Mitchell echoed this small business challenge and added that he supports the government trying to target smaller small businesses with the latest funding.
“You really have to target restaurants that have seen their hours considerably reduced. Or the barber, they can only have one client at a time, ”he said.
“If these companies close, eventually they will come back, but it will be five or six years later. … It will be much more difficult to bring them back. I’m breaking my standards and saying they need to do more to help businesses. “
Bombay Bazaar co-owner Nirav Patel also received PPP funds and said they were needed to keep the business open. The small Asian grocer said it remained open as a core business but temporarily cut back hours to save staff costs and time to clean up the store, which opened. doors in November 2019.
“A lot of people are reluctant to go out just because they want to stay safe,” he said. “If they came, they would do their shopping pretty quickly. “
He said although his customer base has remained somewhat stable, wholesale accounts with restaurants in the area have fallen by about 25-40%. And supply chain issues have made inventory management difficult.

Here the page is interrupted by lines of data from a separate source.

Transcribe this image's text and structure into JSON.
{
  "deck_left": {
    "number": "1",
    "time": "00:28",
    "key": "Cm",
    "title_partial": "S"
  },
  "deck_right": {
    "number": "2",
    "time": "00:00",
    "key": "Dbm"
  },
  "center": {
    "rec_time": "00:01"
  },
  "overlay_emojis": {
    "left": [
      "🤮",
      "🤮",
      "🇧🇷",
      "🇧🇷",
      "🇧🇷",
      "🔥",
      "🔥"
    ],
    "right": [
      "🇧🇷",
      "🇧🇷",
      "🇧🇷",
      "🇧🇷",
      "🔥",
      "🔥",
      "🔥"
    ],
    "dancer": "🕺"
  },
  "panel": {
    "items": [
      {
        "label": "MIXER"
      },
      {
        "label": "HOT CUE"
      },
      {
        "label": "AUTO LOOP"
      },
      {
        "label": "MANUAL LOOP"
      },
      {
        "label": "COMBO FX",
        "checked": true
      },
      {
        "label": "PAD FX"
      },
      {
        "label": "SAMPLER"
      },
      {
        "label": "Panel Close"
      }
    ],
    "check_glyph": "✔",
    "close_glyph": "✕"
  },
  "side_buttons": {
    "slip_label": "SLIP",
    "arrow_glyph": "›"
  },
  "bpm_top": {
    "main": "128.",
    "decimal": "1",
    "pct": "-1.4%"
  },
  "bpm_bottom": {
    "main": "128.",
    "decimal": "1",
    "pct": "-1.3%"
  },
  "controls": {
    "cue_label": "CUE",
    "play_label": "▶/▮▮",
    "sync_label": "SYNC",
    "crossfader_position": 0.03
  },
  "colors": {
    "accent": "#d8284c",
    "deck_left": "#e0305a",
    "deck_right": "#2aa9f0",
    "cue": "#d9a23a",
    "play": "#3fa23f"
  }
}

“I get a lot of my groceries from India so once India went into lockdown I had a lot of people who came because they wanted to stock up on lentils, rice and flour, ”he said. “It affected me more than anything else because we aren’t getting a lot from India now.”
The pandemic has put Patel’s plan to open a snack bar inside the grocer on hold, but he said being a core business helps the new grocer stay open.
“Everyone needs to do their shopping,” he says.